V Templier1,2,3, D Pulido1,2,3, R Mathey1,2,3, F Piat4, T Mercey4, S Slimani4, Y Roupioz1,2,3, T Livache1,2,3, S Boisset5 and M Maurin5

1Université Grenoble Alpes, France 2CNRS, France 3CEA, France 4Prestodiag, France 5Université Joseph Fourier Grenoble-1, France

Scientific Tracks Abstracts: J Microb Biochem Technol

Abstract:

The presence of viable bacteria in the blood is commonly known as bacteremia. It can be a very localized and transient event with no consequences but for the immune-suppressed or seriously wounded people. The most severe cases can develop into sepsis, septic shock and sometimes death. Faced with suspected bacteremia, a practitioner is forced to use a broad spectrum antibiotic treatment while awaiting the results of microbiological analyses of blood samples which can last for 24 hours to 72 hours. Despite numerous efforts to shorten the time required for diagnosis, in most techniques the organism identification begins only after the blood culture turns positive. Staphylococcus aureus is one of the most frequent strains causing bacteremia.

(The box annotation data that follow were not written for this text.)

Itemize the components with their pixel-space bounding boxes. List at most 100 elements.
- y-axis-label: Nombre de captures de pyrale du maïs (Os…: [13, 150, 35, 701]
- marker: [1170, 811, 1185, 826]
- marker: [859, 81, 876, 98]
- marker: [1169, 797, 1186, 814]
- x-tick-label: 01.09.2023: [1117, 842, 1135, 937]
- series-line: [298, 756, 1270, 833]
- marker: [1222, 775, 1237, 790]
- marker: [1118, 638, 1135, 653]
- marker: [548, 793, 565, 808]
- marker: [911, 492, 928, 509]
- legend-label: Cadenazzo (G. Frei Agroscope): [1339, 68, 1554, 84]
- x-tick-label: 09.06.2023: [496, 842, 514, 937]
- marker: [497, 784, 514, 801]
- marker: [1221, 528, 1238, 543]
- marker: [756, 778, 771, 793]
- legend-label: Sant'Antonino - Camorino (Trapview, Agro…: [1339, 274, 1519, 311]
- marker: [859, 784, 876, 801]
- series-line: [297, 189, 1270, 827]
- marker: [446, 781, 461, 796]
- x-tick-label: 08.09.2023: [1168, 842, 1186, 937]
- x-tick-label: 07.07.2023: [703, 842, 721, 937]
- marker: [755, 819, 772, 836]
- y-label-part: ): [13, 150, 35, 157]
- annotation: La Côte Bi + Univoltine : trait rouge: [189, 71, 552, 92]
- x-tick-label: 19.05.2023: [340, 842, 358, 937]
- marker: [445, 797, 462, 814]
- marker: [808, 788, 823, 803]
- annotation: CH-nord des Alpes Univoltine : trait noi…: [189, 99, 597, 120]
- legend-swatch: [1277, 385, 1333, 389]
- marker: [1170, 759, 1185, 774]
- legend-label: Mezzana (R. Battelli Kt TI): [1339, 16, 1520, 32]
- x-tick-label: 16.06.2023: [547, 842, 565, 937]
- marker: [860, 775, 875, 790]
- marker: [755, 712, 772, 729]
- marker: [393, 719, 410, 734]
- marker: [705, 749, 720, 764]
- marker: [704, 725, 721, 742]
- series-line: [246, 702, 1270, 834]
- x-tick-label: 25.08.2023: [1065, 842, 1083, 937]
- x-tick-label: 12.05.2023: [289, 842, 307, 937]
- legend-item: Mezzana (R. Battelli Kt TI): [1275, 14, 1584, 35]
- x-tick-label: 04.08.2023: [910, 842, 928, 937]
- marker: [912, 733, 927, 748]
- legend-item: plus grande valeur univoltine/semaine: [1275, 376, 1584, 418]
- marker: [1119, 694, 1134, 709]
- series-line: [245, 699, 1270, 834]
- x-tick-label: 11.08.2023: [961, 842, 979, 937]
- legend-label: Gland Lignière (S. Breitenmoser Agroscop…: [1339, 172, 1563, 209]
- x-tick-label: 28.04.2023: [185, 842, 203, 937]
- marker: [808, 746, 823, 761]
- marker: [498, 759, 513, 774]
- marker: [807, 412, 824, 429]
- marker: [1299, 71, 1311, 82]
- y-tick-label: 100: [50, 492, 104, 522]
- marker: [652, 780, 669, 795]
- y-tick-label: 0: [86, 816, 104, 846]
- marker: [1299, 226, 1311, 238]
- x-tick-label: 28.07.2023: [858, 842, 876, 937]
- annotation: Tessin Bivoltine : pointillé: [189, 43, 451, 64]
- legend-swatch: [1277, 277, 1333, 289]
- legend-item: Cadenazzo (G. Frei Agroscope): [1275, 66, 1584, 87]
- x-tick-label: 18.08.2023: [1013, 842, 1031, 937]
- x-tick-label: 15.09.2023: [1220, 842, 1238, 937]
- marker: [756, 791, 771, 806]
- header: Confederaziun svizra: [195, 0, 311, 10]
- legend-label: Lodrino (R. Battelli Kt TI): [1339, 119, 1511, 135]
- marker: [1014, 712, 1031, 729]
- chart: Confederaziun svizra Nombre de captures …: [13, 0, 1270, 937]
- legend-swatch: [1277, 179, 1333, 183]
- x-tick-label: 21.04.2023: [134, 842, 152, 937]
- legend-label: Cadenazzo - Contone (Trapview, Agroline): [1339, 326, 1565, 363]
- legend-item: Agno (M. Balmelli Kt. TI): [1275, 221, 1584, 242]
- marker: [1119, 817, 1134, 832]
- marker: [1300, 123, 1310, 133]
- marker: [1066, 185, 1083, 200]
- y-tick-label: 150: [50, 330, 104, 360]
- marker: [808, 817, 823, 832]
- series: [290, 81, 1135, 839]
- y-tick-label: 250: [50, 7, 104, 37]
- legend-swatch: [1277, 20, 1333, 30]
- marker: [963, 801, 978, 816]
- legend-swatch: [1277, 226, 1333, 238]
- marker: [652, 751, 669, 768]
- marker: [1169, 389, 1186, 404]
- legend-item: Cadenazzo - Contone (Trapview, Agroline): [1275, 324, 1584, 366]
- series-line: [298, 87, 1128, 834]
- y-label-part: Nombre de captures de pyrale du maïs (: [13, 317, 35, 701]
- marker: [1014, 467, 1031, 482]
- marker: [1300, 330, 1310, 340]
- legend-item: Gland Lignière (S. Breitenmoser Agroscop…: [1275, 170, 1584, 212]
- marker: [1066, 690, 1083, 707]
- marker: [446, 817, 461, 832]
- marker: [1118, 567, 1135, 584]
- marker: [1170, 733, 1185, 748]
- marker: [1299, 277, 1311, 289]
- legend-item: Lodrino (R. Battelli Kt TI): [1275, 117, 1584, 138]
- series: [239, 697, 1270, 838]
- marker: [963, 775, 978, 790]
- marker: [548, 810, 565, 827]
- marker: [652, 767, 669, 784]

For this reason, its detection is a major challenge for health issues. We propose here to carry out the microorganism identification directly from blood culture phase. To achieve this, live bacteria are detected on an antibody based biochip without any labeling. This approach relies on a simple to operate optical technique named Surface Plasmon Resonance imaging (SPRi), recently described for pathogen detection in complex samples (ground meat, milk). Biological samples are diluted in a media specifically dedicated to this application and in accordance with the recommendations for blood cultures. Then, samples are spiked with a known amount of S. aureus and loaded on the biochip. Interactions are then recorded in real time until a positive signal appears on specific antibody due to antibody-antigen recognition. In general, a few dozens of bacteria are detected in less than ten hours in human serum. We are now focusing on the methicillin-resistant strain (MRSA versus MSSA), by the identification of the PBP2a protein, which is anchored at the cell surface and therefore, is accessible to antibodies, using the recognition capability of this antibiotic resistance marker.

Biography :

V Templier completed his engineering studies at Institut National des Sciences Appliquées de Toulouse as a biochemical engineer. He is currently a PhD student in the CEA Grenoble (Institut Nanosciences et Cryogénie). His research interests include biosensors with focus on pathogenic bacteria detection.